Der Inter Mailand-Profi Yann Bisseck betrachtet seine vielseitige Einsatzmöglichkeit als entscheidendes Argument im Ringen um einen Platz im Turnierkader der deutschen Fußball-Nationalmannschaft für die anstehende Weltmeisterschaft. "Eine gewisse Variabilität schadet nicht", erklärte der Verteidiger in einem exklusiven Interview mit dem kicker und unterstrich: "Davon profitiert und daran wächst man als Spieler. Ich habe in den vergangenen eineinhalb Jahren enorm viel dazugelernt – sowohl menschlich als auch taktisch."

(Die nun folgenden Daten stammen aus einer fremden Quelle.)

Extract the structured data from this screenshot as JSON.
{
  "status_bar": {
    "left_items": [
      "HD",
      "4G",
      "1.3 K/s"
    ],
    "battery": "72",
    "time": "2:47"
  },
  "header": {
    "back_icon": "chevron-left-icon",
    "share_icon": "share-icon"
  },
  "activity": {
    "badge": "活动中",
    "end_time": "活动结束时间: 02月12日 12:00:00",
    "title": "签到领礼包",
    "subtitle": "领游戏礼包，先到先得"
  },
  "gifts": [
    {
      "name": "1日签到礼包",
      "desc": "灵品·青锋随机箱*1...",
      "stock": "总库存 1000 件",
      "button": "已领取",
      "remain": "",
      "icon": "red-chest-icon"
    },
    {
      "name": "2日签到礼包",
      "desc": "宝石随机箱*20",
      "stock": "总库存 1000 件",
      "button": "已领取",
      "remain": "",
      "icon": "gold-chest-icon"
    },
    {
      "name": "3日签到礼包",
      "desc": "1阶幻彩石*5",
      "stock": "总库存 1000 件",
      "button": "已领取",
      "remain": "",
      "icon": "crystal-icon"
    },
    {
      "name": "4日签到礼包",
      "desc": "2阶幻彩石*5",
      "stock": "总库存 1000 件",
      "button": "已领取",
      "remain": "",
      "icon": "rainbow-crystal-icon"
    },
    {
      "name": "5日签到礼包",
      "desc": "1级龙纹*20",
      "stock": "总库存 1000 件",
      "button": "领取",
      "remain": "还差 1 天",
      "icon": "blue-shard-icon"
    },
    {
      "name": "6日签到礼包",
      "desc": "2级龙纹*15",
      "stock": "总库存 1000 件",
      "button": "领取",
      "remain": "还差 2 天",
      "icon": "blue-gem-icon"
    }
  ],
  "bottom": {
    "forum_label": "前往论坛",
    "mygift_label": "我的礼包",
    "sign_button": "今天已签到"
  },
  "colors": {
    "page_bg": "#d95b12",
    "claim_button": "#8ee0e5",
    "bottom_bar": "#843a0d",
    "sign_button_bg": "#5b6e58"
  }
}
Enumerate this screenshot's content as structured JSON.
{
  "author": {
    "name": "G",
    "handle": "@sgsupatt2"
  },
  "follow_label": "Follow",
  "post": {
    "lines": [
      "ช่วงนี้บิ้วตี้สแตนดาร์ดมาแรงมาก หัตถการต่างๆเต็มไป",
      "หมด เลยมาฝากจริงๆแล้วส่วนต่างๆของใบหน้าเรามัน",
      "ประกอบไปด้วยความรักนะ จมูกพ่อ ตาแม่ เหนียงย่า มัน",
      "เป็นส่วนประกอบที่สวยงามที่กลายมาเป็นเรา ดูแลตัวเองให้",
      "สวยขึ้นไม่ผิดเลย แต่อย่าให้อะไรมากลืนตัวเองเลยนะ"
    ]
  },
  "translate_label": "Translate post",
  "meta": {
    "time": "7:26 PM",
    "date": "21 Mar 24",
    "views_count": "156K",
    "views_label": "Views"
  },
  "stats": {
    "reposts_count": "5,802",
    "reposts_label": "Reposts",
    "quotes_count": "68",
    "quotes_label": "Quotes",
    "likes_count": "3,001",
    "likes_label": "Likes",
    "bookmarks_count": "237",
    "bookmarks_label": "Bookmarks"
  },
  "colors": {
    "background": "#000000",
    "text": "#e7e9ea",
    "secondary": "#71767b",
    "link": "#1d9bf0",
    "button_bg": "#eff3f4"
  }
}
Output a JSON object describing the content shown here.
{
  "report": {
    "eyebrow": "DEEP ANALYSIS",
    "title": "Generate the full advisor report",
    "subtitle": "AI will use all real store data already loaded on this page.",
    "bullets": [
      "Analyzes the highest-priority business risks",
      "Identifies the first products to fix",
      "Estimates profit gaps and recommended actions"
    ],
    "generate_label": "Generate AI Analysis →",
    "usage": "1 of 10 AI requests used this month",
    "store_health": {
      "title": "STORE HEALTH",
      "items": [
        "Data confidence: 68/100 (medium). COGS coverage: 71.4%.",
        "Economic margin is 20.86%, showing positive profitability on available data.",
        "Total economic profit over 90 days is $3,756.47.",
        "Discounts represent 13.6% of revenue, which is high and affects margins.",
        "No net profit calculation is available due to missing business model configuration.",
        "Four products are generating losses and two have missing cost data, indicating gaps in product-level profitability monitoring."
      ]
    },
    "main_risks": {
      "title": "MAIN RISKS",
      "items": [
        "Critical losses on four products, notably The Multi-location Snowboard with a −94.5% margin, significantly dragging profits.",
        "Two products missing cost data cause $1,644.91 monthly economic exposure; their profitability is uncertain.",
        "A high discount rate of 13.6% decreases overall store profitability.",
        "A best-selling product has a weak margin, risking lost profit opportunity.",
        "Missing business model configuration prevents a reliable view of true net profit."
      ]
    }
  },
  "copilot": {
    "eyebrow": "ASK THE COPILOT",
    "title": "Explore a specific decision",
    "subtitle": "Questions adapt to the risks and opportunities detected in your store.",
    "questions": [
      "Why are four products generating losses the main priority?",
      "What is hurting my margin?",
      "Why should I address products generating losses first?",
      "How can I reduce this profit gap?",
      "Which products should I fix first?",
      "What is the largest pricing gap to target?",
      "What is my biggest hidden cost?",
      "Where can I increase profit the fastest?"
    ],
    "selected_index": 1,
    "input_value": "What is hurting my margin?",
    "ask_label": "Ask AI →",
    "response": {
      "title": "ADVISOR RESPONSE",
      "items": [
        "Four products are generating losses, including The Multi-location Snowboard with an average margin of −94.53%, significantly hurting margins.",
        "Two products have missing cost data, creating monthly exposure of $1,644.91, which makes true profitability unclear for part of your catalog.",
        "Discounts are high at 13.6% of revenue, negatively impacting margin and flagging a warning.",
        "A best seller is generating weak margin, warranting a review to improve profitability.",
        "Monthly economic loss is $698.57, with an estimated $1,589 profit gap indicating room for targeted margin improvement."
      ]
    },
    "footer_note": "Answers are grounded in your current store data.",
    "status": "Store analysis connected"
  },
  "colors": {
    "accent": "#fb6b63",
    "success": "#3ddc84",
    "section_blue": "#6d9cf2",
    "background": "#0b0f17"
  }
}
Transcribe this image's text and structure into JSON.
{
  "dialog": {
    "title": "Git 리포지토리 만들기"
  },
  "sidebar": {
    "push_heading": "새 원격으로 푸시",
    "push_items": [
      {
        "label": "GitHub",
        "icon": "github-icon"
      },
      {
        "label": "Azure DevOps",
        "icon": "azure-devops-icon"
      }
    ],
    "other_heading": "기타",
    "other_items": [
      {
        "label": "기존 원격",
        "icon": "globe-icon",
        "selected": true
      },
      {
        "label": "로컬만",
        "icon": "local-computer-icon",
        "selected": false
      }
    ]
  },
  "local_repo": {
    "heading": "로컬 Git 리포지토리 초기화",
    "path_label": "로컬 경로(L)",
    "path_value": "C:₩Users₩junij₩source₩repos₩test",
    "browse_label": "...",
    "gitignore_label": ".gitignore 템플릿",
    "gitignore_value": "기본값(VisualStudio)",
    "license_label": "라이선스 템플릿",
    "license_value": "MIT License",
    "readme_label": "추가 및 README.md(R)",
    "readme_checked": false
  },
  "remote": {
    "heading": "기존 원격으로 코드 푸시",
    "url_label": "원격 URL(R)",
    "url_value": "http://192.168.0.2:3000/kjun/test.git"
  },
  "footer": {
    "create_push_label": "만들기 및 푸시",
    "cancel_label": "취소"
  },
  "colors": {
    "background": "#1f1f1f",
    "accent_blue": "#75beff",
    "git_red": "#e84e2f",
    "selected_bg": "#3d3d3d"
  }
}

Vielseitigkeit als taktischer Vorteil

Bissecks Hauptposition ist traditionell die des Innenverteidigers, doch der 25-Jährige kann flexibel sowohl in einer Dreier- als auch in einer Viererkette agieren. Bei seinem italienischen Klub Inter Mailand kommt der gebürtige Kölner regelmäßig auch auf den beiden defensiven Außenbahnen zum Einsatz, was seine taktische Bandbreite unter Beweis stellt. Diese Anpassungsfähigkeit könnte für Bundestrainer Julian Nagelsmann ein wichtiges Kriterium bei der Kaderzusammenstellung darstellen.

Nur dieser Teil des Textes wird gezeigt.